Die türkische Regierung reagiert unnachgiebig auf die Forderung der Europäischen Union, die Zollunion auf sämtliche EU-Staaten einschließlich Zyperns auszudehnen.

Außenminister Abdullah Gül wandte sich beim Treffen mit den EU-Außenministern am Montagabend in Luxemburg in scharfer Form dagegen, dass die Türkei noch im Laufe des Jahres ihre Flug- und Seehäfen für zypriotische Flugzeuge und Schiffe öffnen müsse. „Wenn die Zollunion mit der Türkei für einen Mitgliedstaat ausgespart bleibt, werden wir früher oder später große Schwierigkeiten haben. Es besteht die Gefahr, dass wir in eine Sackgasse geraten“, erklärte Österreichs Außenministerin Ursula Plassnik im Namen der EU-Ratspräsidentschaft in einer Aussendung am Dienstag. Ähnliches gelte auch für das weite Feld der politischen Kriterien. Auch hier bedürfe es konsequenter Reformarbeit auf allen Ebenen, betonte Plassnik.

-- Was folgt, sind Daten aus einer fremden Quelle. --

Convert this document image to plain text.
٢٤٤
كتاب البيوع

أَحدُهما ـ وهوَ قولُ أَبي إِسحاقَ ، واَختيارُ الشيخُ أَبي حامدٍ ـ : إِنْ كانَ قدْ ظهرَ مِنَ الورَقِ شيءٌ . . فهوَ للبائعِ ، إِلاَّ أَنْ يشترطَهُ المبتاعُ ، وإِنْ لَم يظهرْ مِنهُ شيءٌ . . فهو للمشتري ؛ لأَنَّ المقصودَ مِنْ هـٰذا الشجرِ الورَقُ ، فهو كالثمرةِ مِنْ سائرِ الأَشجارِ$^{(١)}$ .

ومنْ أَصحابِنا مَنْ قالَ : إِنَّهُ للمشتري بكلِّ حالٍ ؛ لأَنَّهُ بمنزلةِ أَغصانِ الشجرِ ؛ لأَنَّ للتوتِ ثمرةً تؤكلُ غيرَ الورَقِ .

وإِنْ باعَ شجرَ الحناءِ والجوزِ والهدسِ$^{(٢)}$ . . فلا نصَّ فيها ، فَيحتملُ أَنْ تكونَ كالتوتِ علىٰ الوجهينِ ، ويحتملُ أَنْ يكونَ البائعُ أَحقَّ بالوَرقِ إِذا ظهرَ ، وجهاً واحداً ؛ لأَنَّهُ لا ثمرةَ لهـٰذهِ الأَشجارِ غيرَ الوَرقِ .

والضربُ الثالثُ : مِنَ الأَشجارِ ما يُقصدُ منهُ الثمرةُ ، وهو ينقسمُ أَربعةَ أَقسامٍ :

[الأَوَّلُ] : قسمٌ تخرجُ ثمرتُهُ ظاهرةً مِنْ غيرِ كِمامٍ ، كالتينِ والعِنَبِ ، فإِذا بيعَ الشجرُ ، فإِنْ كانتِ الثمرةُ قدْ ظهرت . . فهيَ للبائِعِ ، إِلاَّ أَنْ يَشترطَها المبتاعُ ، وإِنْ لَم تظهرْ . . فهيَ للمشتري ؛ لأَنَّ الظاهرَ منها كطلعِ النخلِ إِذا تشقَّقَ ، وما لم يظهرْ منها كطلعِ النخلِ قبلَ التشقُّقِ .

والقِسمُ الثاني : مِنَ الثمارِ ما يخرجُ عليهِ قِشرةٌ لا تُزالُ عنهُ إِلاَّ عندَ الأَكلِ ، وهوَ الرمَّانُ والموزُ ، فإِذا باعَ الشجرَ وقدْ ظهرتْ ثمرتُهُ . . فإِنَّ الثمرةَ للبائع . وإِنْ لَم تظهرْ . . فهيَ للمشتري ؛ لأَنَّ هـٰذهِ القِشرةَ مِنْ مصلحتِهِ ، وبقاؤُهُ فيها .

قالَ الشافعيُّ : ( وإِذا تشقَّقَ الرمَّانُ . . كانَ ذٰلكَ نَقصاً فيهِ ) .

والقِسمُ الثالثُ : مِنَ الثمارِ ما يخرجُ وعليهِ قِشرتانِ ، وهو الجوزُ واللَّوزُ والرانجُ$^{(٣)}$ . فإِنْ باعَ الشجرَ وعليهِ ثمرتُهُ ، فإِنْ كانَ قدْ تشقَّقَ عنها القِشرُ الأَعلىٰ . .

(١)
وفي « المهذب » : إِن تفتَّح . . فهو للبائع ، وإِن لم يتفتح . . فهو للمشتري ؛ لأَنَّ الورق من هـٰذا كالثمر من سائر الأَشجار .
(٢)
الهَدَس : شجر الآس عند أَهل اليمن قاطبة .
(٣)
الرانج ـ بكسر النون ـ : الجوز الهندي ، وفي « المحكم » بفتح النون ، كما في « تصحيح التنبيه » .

EU-Erweiterungskommissar Olli Rehn erklärte: „Je früher sich die Türkei an ihre Zusagen hält, desto besser ist es für uns alle.“ Auch der finnische Ministerpräsident und kommende EU-Ratsvorsitzende Matti Vanhanen hatte die Türkei aufgefordert, „sämtliche“ Bedingungen zu erfüllen. „Das Zypern-Problem nimmt den Beitritt der Türkei als Geisel“, sagte Gül in Luxemburg. Die türkische Tageszeitung „Cumhuriyet“ warnte die Regierung in Ankara am Dienstag davor, die Türkei zu einem „Spielzeug“ der griechischen Zyprioten machen zu lassen. Von der EU forderte Gül, dass das wirtschaftliche Embargo für die türkischen Nordzyprioten gleichzeitig aufgehoben werden müsse. Die türkischen Zyprioten hätten mit der Zustimmung zum Wiedervereinigungsplan von UNO-Generalsekretär Kofi Annan, der an der Ablehnung der griechischen Zyprioten gescheitert ist, ihren Beitrag geleistet.

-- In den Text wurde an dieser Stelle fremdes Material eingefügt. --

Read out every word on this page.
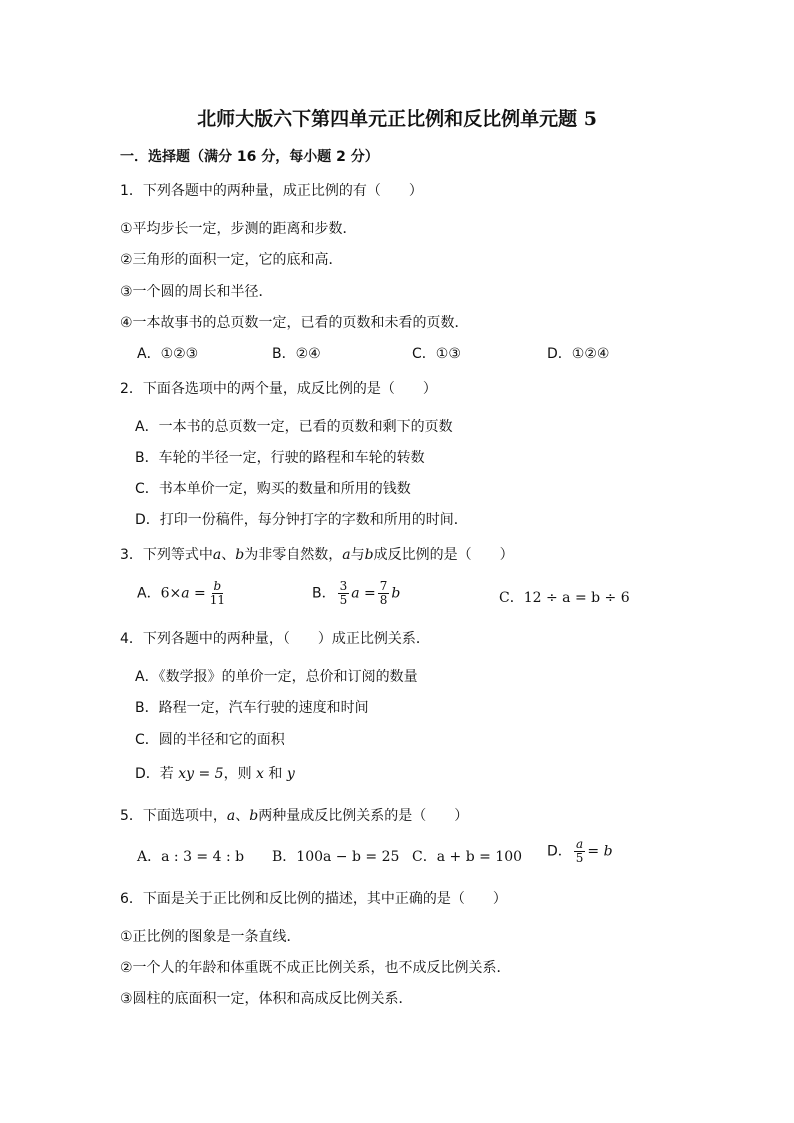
北师大版六下第四单元正比例和反比例单元题 5
一．选择题（满分 16 分，每小题 2 分）
1．下列各题中的两种量，成正比例的有（　　）
①平均步长一定，步测的距离和步数．
②三角形的面积一定，它的底和高．
③一个圆的周长和半径．
④一本故事书的总页数一定，已看的页数和未看的页数．
A．①②③	B．②④	C．①③	D．①②④
2．下面各选项中的两个量，成反比例的是（　　）
A．一本书的总页数一定，已看的页数和剩下的页数
B．车轮的半径一定，行驶的路程和车轮的转数
C．书本单价一定，购买的数量和所用的钱数
D．打印一份稿件，每分钟打字的字数和所用的时间．
3．下列等式中a、b为非零自然数，a与b成反比例的是（　　）
A．$6\times a = \frac{b}{11}$	B． $\frac{3}{5}$ $a = \frac{7}{8}$ b	C．12 ÷ a = b ÷ 6
4．下列各题中的两种量，（　　）成正比例关系．
A．《数学报》的单价一定，总价和订阅的数量
B．路程一定，汽车行驶的速度和时间
C．圆的半径和它的面积
D．若 xy = 5，则 x 和 y
5．下面选项中，a、b两种量成反比例关系的是（　　）
A．a : 3 = 4 : b B．100a − b = 25 C．a + b = 100 D． $\frac{a}{5} = b$
6．下面是关于正比例和反比例的描述，其中正确的是（　　）
①正比例的图象是一条直线．
②一个人的年龄和体重既不成正比例关系，也不成反比例关系．
③圆柱的底面积一定，体积和高成反比例关系．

Die Türkei, die 1974 den Nordteil der Mittelmeerinsel militärisch besetzte und dort ständig bis zu 40.000 Soldaten stationiert sowie 110.000 Festlandtürken angesiedelt hat, will den Zugang zu ihren Häfen und Flughäfen für Schiffe und Flugzeuge aus Zypern nur dann gestatten, wenn die international nicht anerkannte „Türkische Republik Nordzypern“ (KKTC) eigene Handelsbeziehungen zum Rest der EU haben darf. Völkerrechtlich ist die ganze Insel seit 2004 EU-Mitglied, doch findet das Regelwerk der Union im türkisch besetzten Norden keine Anwendung. Der Wiedervereinigungsplan Annans war von den griechischen Zyprioten 2004 in einem Referendum mit großer Mehrheit abgelehnt worden, weil er der überwiegenden Mehrheit der nach der türkischen Invasion 1974 vertriebenen 200.000 griechischen Zyprioten und deren Nachkommen die Rückkehr in ihre Heimatorte verwehrte, zugleich aber vorsah, dass ein großer Teil der angesiedelten Festlandtürken und der türkischen Truppen auf der Insel bleiben kann.

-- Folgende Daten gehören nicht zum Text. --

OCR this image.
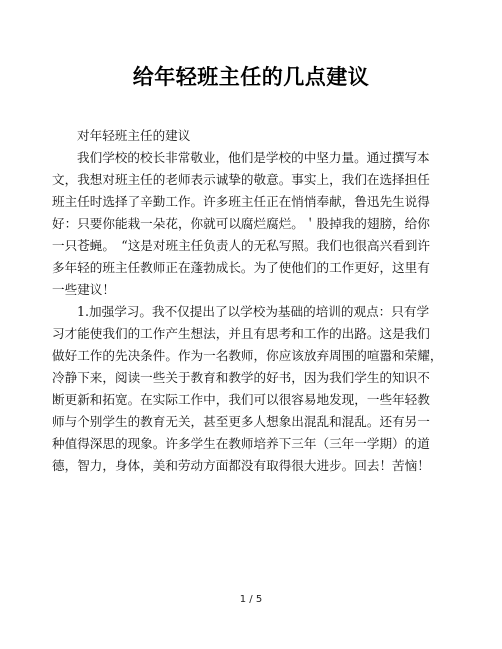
给年轻班主任的几点建议
对年轻班主任的建议
我们学校的校长非常敬业，他们是学校的中坚力量。通过撰写本
文，我想对班主任的老师表示诚挚的敬意。事实上，我们在选择担任
班主任时选择了辛勤工作。许多班主任正在悄悄奉献，鲁迅先生说得
好：只要你能栽一朵花，你就可以腐烂腐烂。＇股掉我的翅膀，给你
一只苍蝇。　“这是对班主任负责人的无私写照。我们也很高兴看到许
多年轻的班主任教师正在蓬勃成长。为了使他们的工作更好，这里有
一些建议！
1.加强学习。我不仅提出了以学校为基础的培训的观点：只有学
习才能使我们的工作产生想法，并且有思考和工作的出路。这是我们
做好工作的先决条件。作为一名教师，你应该放弃周围的喧嚣和荣耀，
冷静下来，阅读一些关于教育和教学的好书，因为我们学生的知识不
断更新和拓宽。在实际工作中，我们可以很容易地发现，一些年轻教
师与个别学生的教育无关，甚至更多人想象出混乱和混乱。还有另一
种值得深思的现象。许多学生在教师培养下三年（三年一学期）的道
德，智力，身体，美和劳动方面都没有取得很大进步。回去！苦恼！
1 / 5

Die Staats- und Regierungschefs der EU hatten Ende 2004 zwar nicht explizit eine völkerrechtlich verbindliche Anerkennung Zyperns durch die Türkei vor Aufnahme der Beitrittsverhandlungen verlangt. Doch war die EU davon ausgegangen, dass die Ausdehnung der Zollunion einer indirekten Anerkennung gleichkäme. Ankara hatte zwar ein Protokoll über die Erweiterung der Zollunion um die im Mai 2004 beigetretenen zehn neuen EU-Mitglieder unterzeichnet; in einer separaten Erklärung hielt die Türkei jedoch fest, dass sie mit der Unterzeichnung des Protokolls nicht die Republik Zypern anerkannt habe.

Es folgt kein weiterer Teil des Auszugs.